I find that most of my personal thoughts after this weeks readings have been spoken in some form or another. I too was drawn to the idea that "rational" decision making is so closely tied to emotions. It is something that seems to be so evident in so many ways. In order to make rational decisions, one must understand the perspective of others.

Mikal Shapiro said...

Mikal Shapiro
I’m curious about the idea that emotions may not necessarily be part of an unconscious/subconscious process but instead speak of a different kind of consciousness, not readily analyzed by the intellect (Endira, MacLean). Maybe the intellect was conserved for the function of responding to emotional stimuli by judging and expanding the choices of possible action and expressing the feeling through language but not necessarily for understanding how or why the stimulus initially triggered the arousal. It does not make sense that the emerging function of neo-cortical brain reasoning originally served to source out the “stream of feeling,” so much as it has served to “ration” it into more sensible direction, given the external circumstances. It other words, it most likely arose as a rational mediator between stimuli and action. This may explain the difficulties in using cognitive brain tools like language, reason, and its companion technology to analyze the emotional core (in a sense, reversing cognitive thought down the flow of Schacter’s and Arnold’s one-way hypotheses). No wonder it sometimes seems like backwards thinking! At the very least, it’s not what the system seems designed to do. We certainly are attempting it though--through analysis and meta-analysis; through PET and fMRI technology that steadily advances our senses into the invisible. Could we ever completely understand a system of emotional and cognitive relationships evolved from an infinitely complex system of external (environmental) and internal (genetic) stimuli? And if we can’t, will our “partial” knowledge provide us with access to psychological wholeness or will it lead us to more “leucotomies?”

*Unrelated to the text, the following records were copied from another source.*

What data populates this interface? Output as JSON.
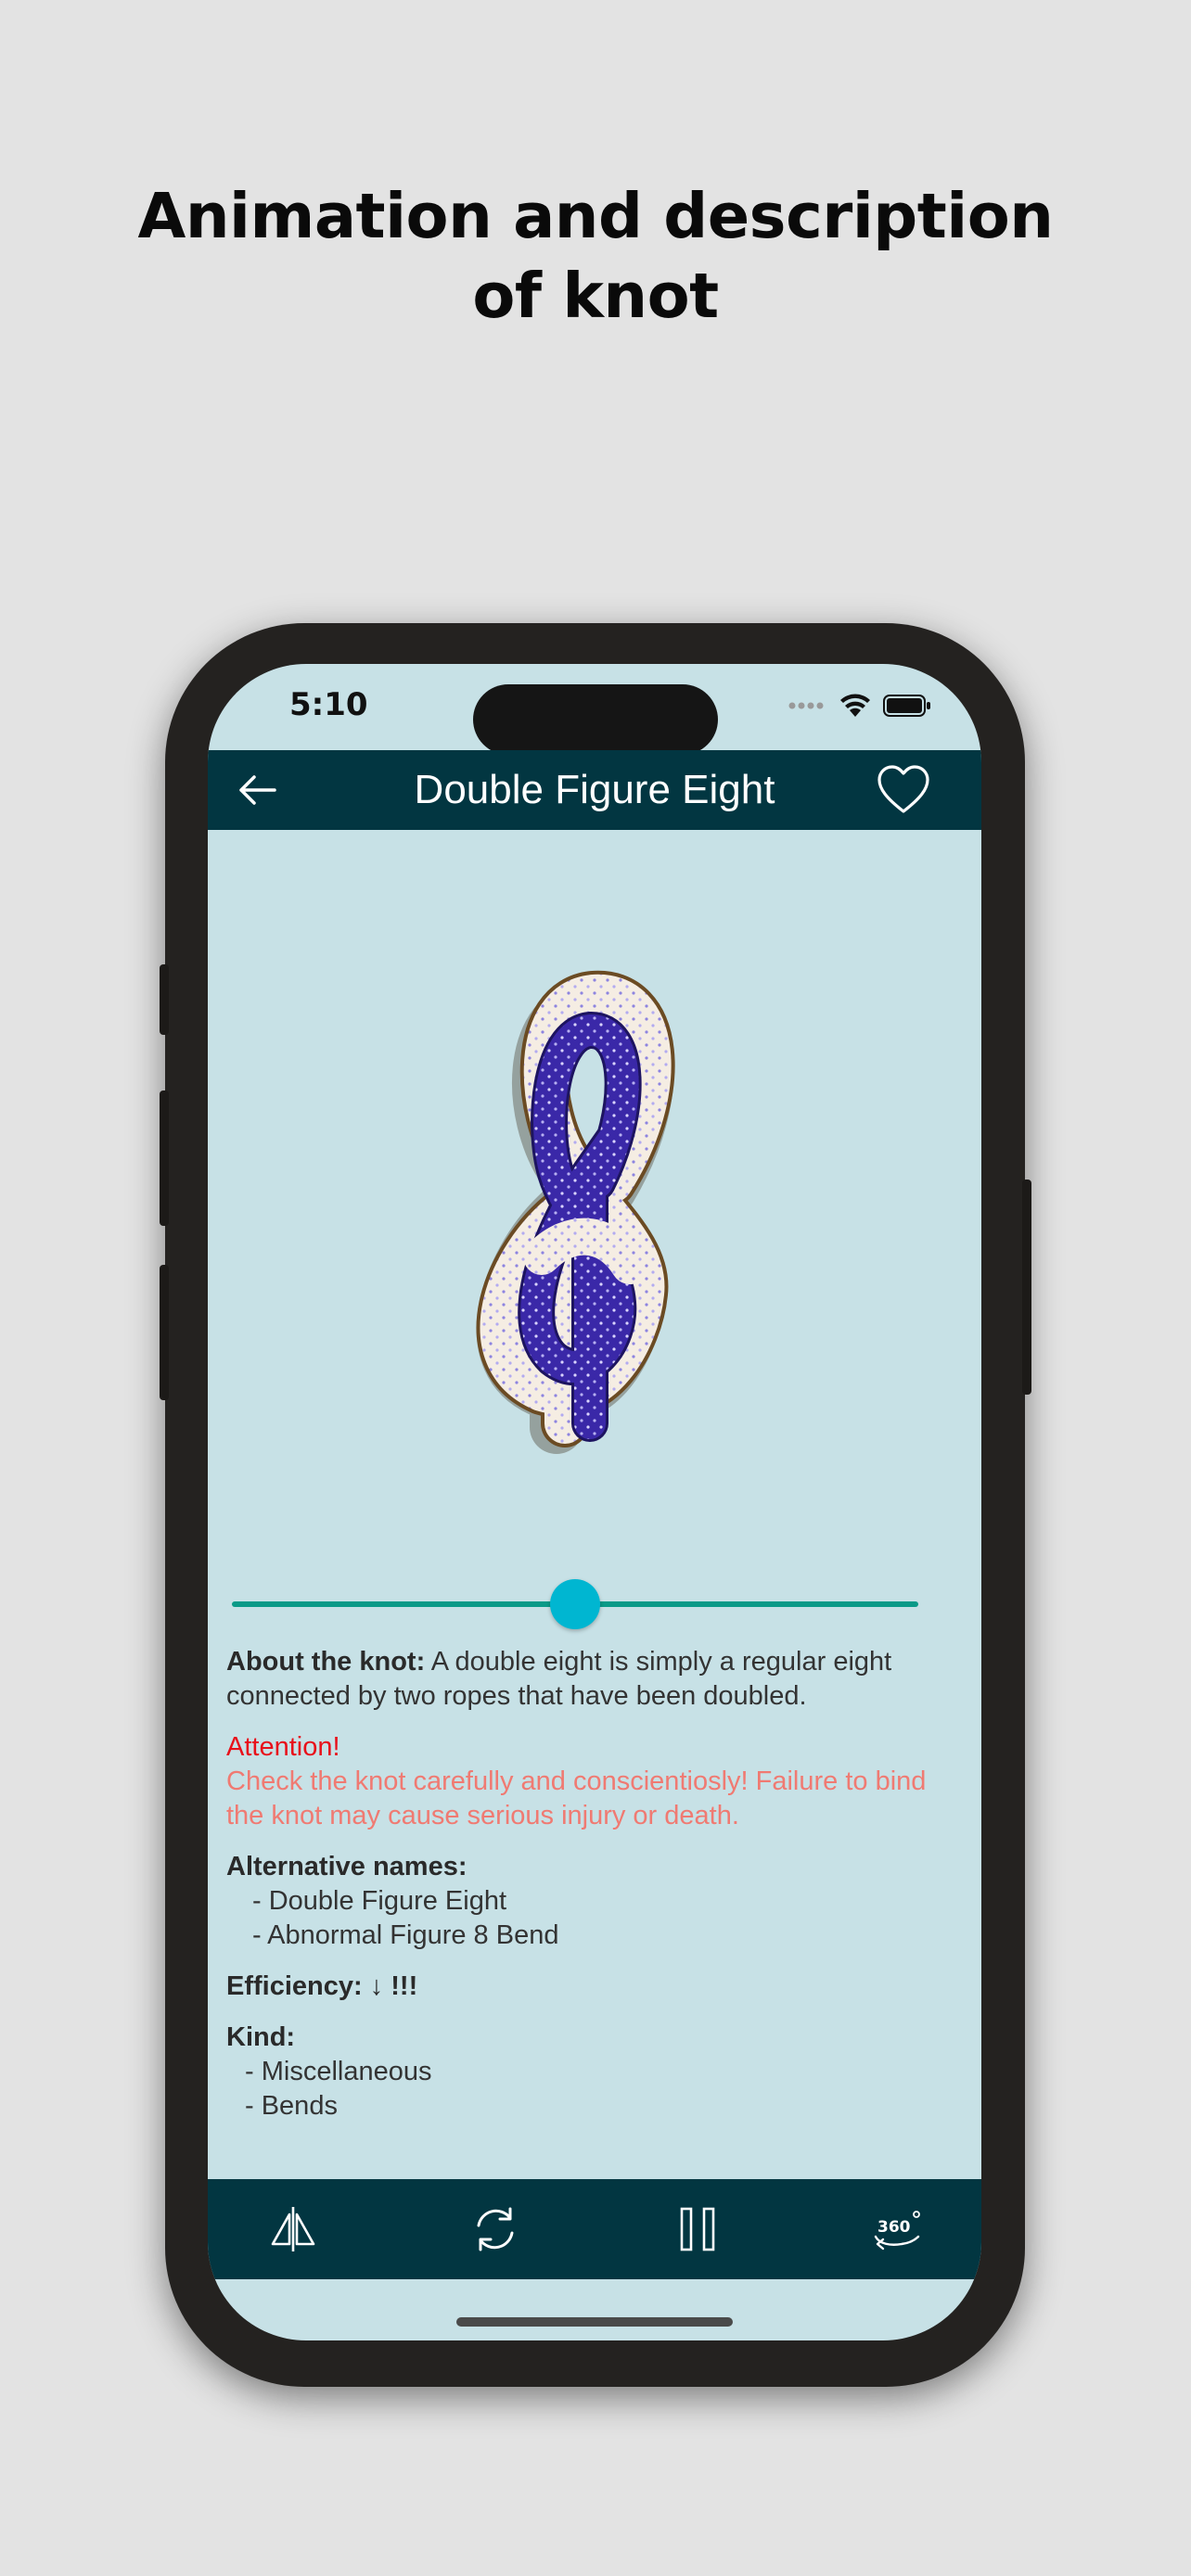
{
  "headline": {
    "line1": "Animation and description",
    "line2": "of knot"
  },
  "status_bar": {
    "time": "5:10"
  },
  "app_bar": {
    "title": "Double Figure Eight",
    "back_icon": "arrow-left-icon",
    "favorite_icon": "heart-outline-icon"
  },
  "slider": {
    "value": 0.5
  },
  "about": {
    "label": "About the knot:",
    "text": " A double eight is simply a regular eight connected by two ropes that have been doubled."
  },
  "attention": {
    "title": "Attention!",
    "text": "Check the knot carefully and conscientiosly! Failure to bind the knot may cause serious injury or death."
  },
  "alternative_names": {
    "label": "Alternative names:",
    "items": [
      "- Double Figure Eight",
      "- Abnormal Figure 8 Bend"
    ]
  },
  "efficiency": {
    "label": "Efficiency: ↓ !!!"
  },
  "kind": {
    "label": "Kind:",
    "items": [
      "- Miscellaneous",
      "- Bends"
    ]
  },
  "bottom_bar": {
    "icons": [
      "mirror-flip-icon",
      "rotate-icon",
      "pause-icon",
      "view-360-icon"
    ],
    "view360_text": "360"
  },
  "colors": {
    "app_bar": "#023641",
    "screen_bg": "#c7e1e6",
    "slider_track": "#0a9a88",
    "slider_thumb": "#00b6d1",
    "attention_title": "#e8101a",
    "attention_text": "#f07a72",
    "rope_blue": "#3a28a8",
    "rope_white": "#f5ede3"
  }
}
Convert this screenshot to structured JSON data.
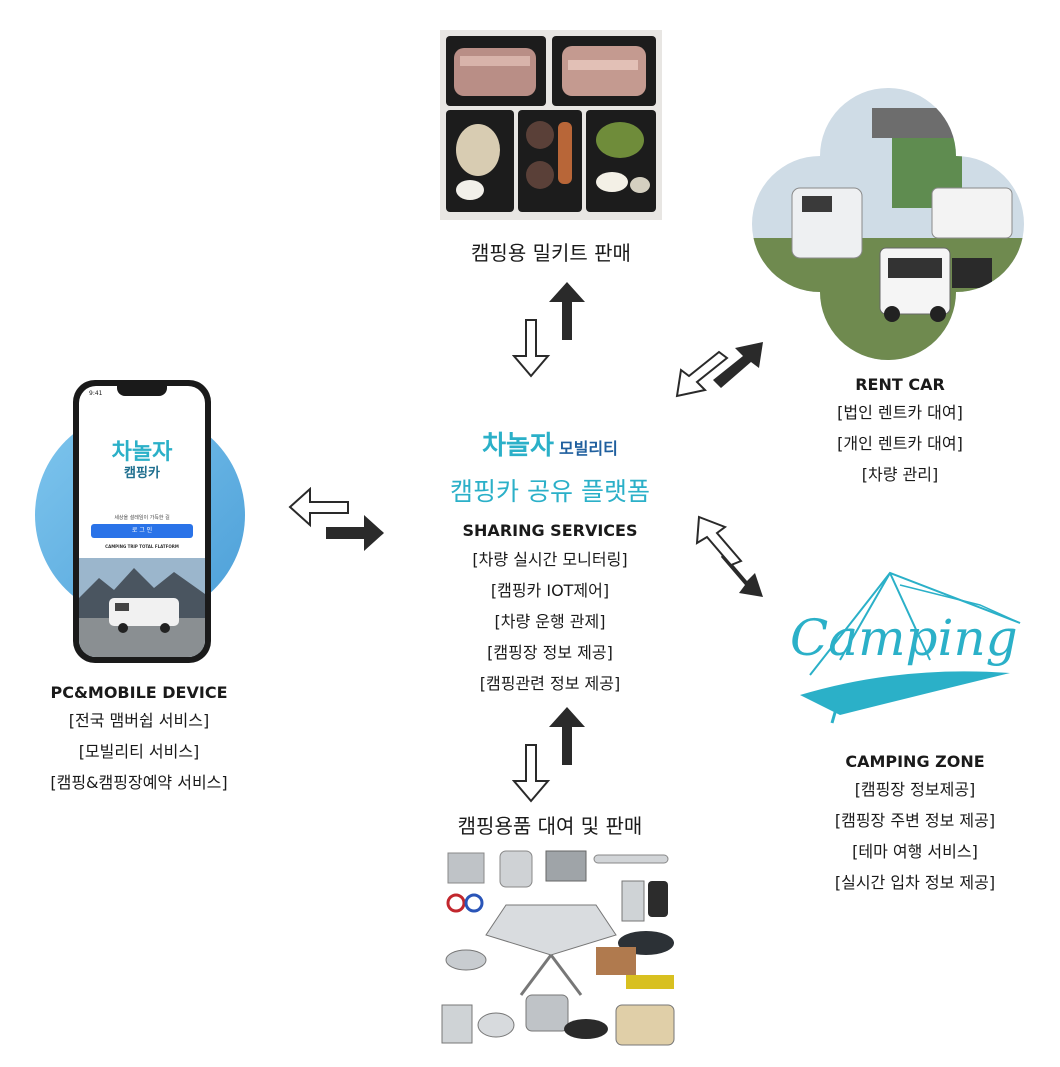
{
  "top": {
    "title": "캠핑용 밀키트 판매"
  },
  "bottom": {
    "title": "캠핑용품 대여 및 판매"
  },
  "left": {
    "heading": "PC&MOBILE DEVICE",
    "items": [
      "[전국 맴버쉽 서비스]",
      "[모빌리티 서비스]",
      "[캠핑&캠핑장예약 서비스]"
    ]
  },
  "phone": {
    "time": "9:41",
    "logo": "차놀자",
    "logo_sub": "캠핑카",
    "tagline": "세상을 설레임이 가득한 길",
    "login_button": "로 그 인",
    "footer": "CAMPING TRIP TOTAL FLATFORM"
  },
  "center": {
    "logo": "차놀자",
    "logo_suffix": "모빌리티",
    "title": "캠핑카 공유 플랫폼",
    "heading": "SHARING SERVICES",
    "items": [
      "[차량 실시간 모니터링]",
      "[캠핑카 IOT제어]",
      "[차량 운행 관제]",
      "[캠핑장 정보 제공]",
      "[캠핑관련 정보 제공]"
    ]
  },
  "right_top": {
    "heading": "RENT CAR",
    "items": [
      "[법인 렌트카 대여]",
      "[개인 렌트카 대여]",
      "[차량 관리]"
    ]
  },
  "right_bottom": {
    "logo_text": "Camping",
    "heading": "CAMPING ZONE",
    "items": [
      "[캠핑장 정보제공]",
      "[캠핑장 주변 정보 제공]",
      "[테마 여행 서비스]",
      "[실시간 입차 정보 제공]"
    ]
  },
  "colors": {
    "accent": "#2bb0c8",
    "arrow": "#2a2a2a"
  }
}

Although I tend to agree with LeDoux that cognitive and emotional systems are different but interconnected, is it possible that they are also unequal in domination and that this hierarchical configuration, like right-left hemisphere domination has something to do with “the need for one final controller rather than two” (Damasio)? I tend to think, due to its evolutionary history, that the older emotional brain is dominant (time tested, mother approved. Ha!). Granted, this is just an intuitive guess.
I do wonder if a rational understanding of our irrational emotional core would prove worthy of conservation. Furthermore, could our own brain evolve itself by scientific introspection? If we accept LeDoux’s definition of “the unconscious” and his posit that the emotional systems of our feelings are under the radar of consciousness, then by making the system “conscious”--by charting and subsequently manipulating the neurotransmissions--would they still be emotions? Or would they just become an extension of our thoughts?